A simple handler that you can use to serve Instructor Embedding models with TorchServe, supporting both single inference and batch inference.

Setup:

1. Download an Instructor model (i.e. Instructor-XL) from HuggingFace into your model store directory of choosing. Copy the instructor-embedding-handler.py into the same directory as your newly downloaded directory containing all the model-related files.

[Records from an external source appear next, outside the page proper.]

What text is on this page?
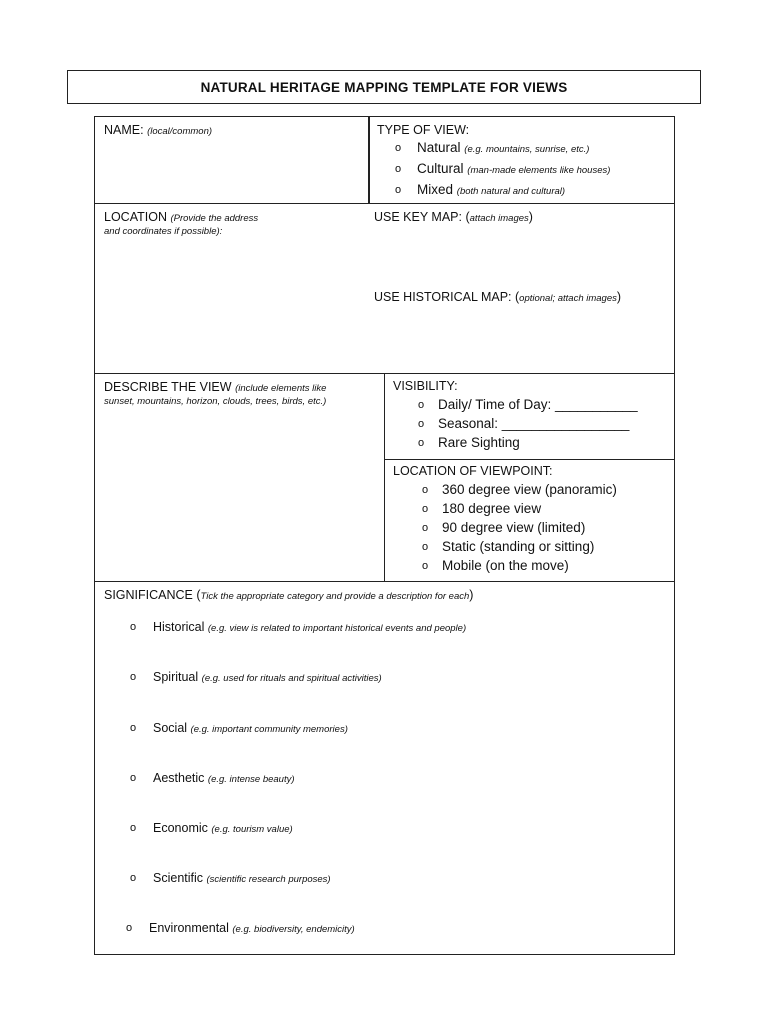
NATURAL HERITAGE MAPPING TEMPLATE FOR VIEWS
NAME: (local/common)	TYPE OF VIEW:
o Natural (e.g. mountains, sunrise, etc.)
o Cultural (man-made elements like houses)
o Mixed (both natural and cultural)
LOCATION (Provide the address
and coordinates if possible):
USE KEY MAP: (attach images)
USE HISTORICAL MAP: (optional; attach images)
DESCRIBE THE VIEW (include elements like
sunset, mountains, horizon, clouds, trees, birds, etc.)
VISIBILITY:
o Daily/ Time of Day: ___________
o Seasonal: _________________
o Rare Sighting
LOCATION OF VIEWPOINT:
o 360 degree view (panoramic)
o 180 degree view
o 90 degree view (limited)
o Static (standing or sitting)
o Mobile (on the move)
SIGNIFICANCE (Tick the appropriate category and provide a description for each)
o Historical (e.g. view is related to important historical events and people)
o Spiritual (e.g. used for rituals and spiritual activities)
o Social (e.g. important community memories)
o Aesthetic (e.g. intense beauty)
o Economic (e.g. tourism value)
o Scientific (scientific research purposes)
o Environmental (e.g. biodiversity, endemicity)
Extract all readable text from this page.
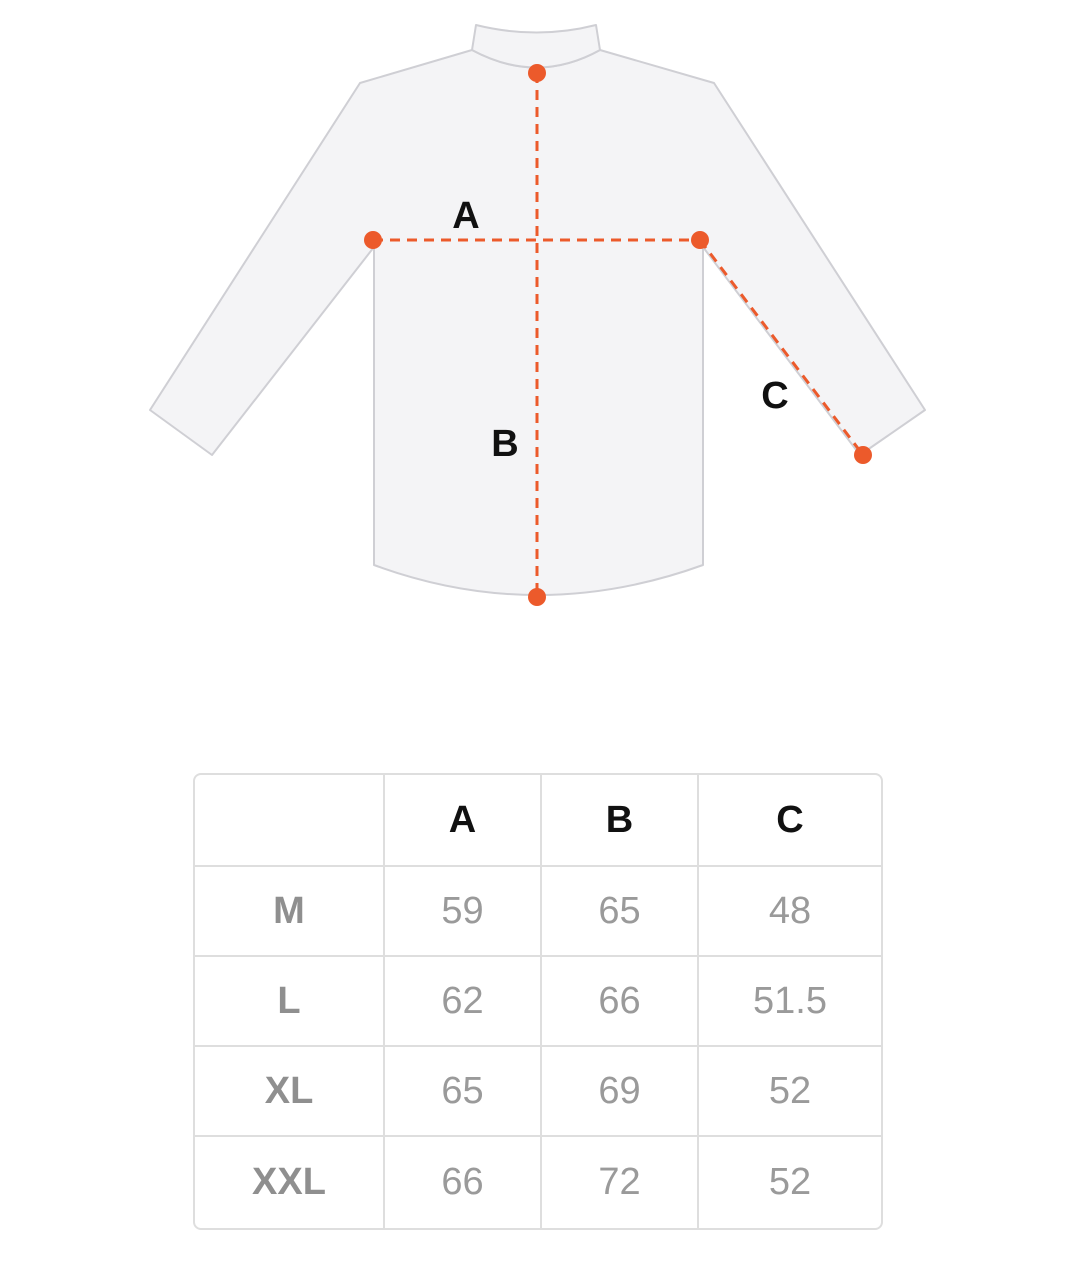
A
B
C
A	B	C
M	59	65	48
L	62	66	51.5
XL	65	69	52
XXL	66	72	52
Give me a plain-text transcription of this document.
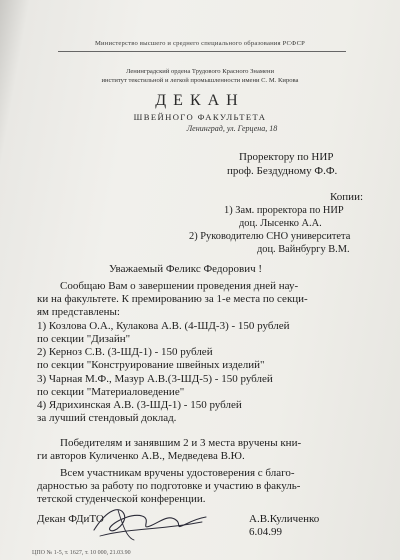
Министерство высшего и среднего специального образования РСФСР
Ленинградский ордена Трудового Красного Знамени
институт текстильной и легкой промышленности имени С. М. Кирова
ДЕКАН
ШВЕЙНОГО ФАКУЛЬТЕТА
Ленинград, ул. Герцена, 18
Проректору по НИР
проф. Бездудному Ф.Ф.
Копии:
1) Зам. проректора по НИР
доц. Лысенко А.А.
2) Руководителю СНО университета
доц. Вайнбургу В.М.
Уважаемый Феликс Федорович !
Сообщаю Вам о завершении проведения дней нау-
ки на факультете. К премированию за 1-е места по секци-
ям представлены:
1) Козлова О.А., Кулакова А.В. (4-ШД-3) - 150 рублей
по секции "Дизайн"
2) Керноз С.В. (3-ШД-1) - 150 рублей
по секции "Конструирование швейных изделий"
3) Чарная М.Ф., Мазур А.В.(3-ШД-5) - 150 рублей
по секции "Материаловедение"
4) Ядрихинская А.В. (3-ШД-1) - 150 рублей
за лучший стендовый доклад.
Победителям и занявшим 2 и 3 места вручены кни-
ги авторов Куличенко А.В., Медведева В.Ю.
Всем участникам вручены удостоверения с благо-
дарностью за работу по подготовке и участию в факуль-
тетской студенческой конференции.
Декан ФДиТО	А.В.Куличенко
6.04.99
ЦПО № 1-5, т. 1627, т. 10 000, 21.03.90
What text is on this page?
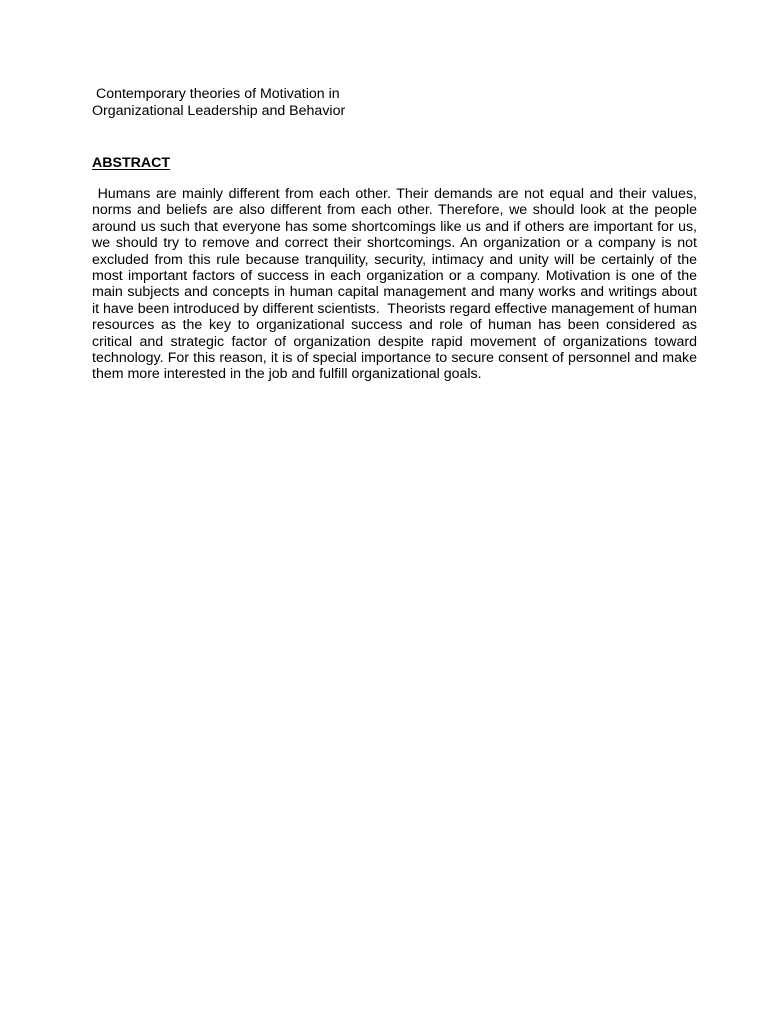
Contemporary theories of Motivation in
Organizational Leadership and Behavior
ABSTRACT
Humans are mainly different from each other. Their demands are not equal and their values, norms and beliefs are also different from each other. Therefore, we should look at the people around us such that everyone has some shortcomings like us and if others are important for us, we should try to remove and correct their shortcomings. An organization or a company is not excluded from this rule because tranquility, security, intimacy and unity will be certainly of the most important factors of success in each organization or a company. Motivation is one of the main subjects and concepts in human capital management and many works and writings about it have been introduced by different scientists.  Theorists regard effective management of human resources as the key to organizational success and role of human has been considered as critical and strategic factor of organization despite rapid movement of organizations toward technology. For this reason, it is of special importance to secure consent of personnel and make them more interested in the job and fulfill organizational goals.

2. Create the .MAR Model Archive using torch-model-archiver:

torch-model-archiver --model-name <YOUR_MODEL_NAME_OF_CHOOSING> --version 1.0 --handler PATH/TO/instructor-embedding-handler.py --extra-files <DOWNLOADED_MODEL_DIR> --serialized-file <DOWNLOADED_MODEL_DIR>/pytorch_model.bin --f

3. Use TorchServe to startup the server and deploy the Instruction Embedding model you downloaded.

Note: Instructor Embedding models are around ~4 GB. By default, torchserve will autoscale workers (each with a loaded copy of the model). At present, if you have memory concerns, you have to make use of the Management API to bring up the server and deploy your model.

Performing Inference

To perform inference for an instruction and corresponding sentence, use the following format for the request body:

{
    "inputs": [INSTRUCTION, SENTENCE]
}

To perform batch inference, use the following format for the request body:

{
    "inputs": [
        [INSTRUCTION_1, SENTENCE_1],
        [INSTRUCTION_2, SENTENCE_2],
        ...
    ]
}

Example: Single Inference

Request Endpoint: /predictions/<model_name>

Request Body:

{
    "inputs": ["Represent the Science title:", "3D ActionSLAM: wearable person tracking in multi-floor environments"]
}

Response:

[
  0.010738617740571499,
  ...
  0.10961631685495377
]

Example: Batch Inference

Request Endpoint: /predictions/<model_name>

Request Body:

{
    "inputs": [
        ["Represent the Science title:", "3D ActionSLAM: wearable person tracking in multi-floor environments"],
        ["Represent the Medicine sentence for retrieving a duplicate sentence:", "Recent studies have suggested that statins, an established drug group in the prevention of cardiovascular mortality, could delay or prevent breast cancer recurrence but the effect on disease-specific mortality remains unclear."]
    ]
}

Response:

[
  [
    0.010738617740571499,
    ...
    0.10961631685495377
  ],
  [
    0.014582153409719467,
    ...
    0.08006688207387924
  ]
]

Note: The above request example was for batch inference on 2 distinct instruction/sentence pairs. The output of the batch inference request is two embedding vectors corresponding to the two input pairs (instruction, sentence):

The first input was: ["Represent the Science title:", "3D ActionSLAM: wearable person tracking in multi-floor environments"]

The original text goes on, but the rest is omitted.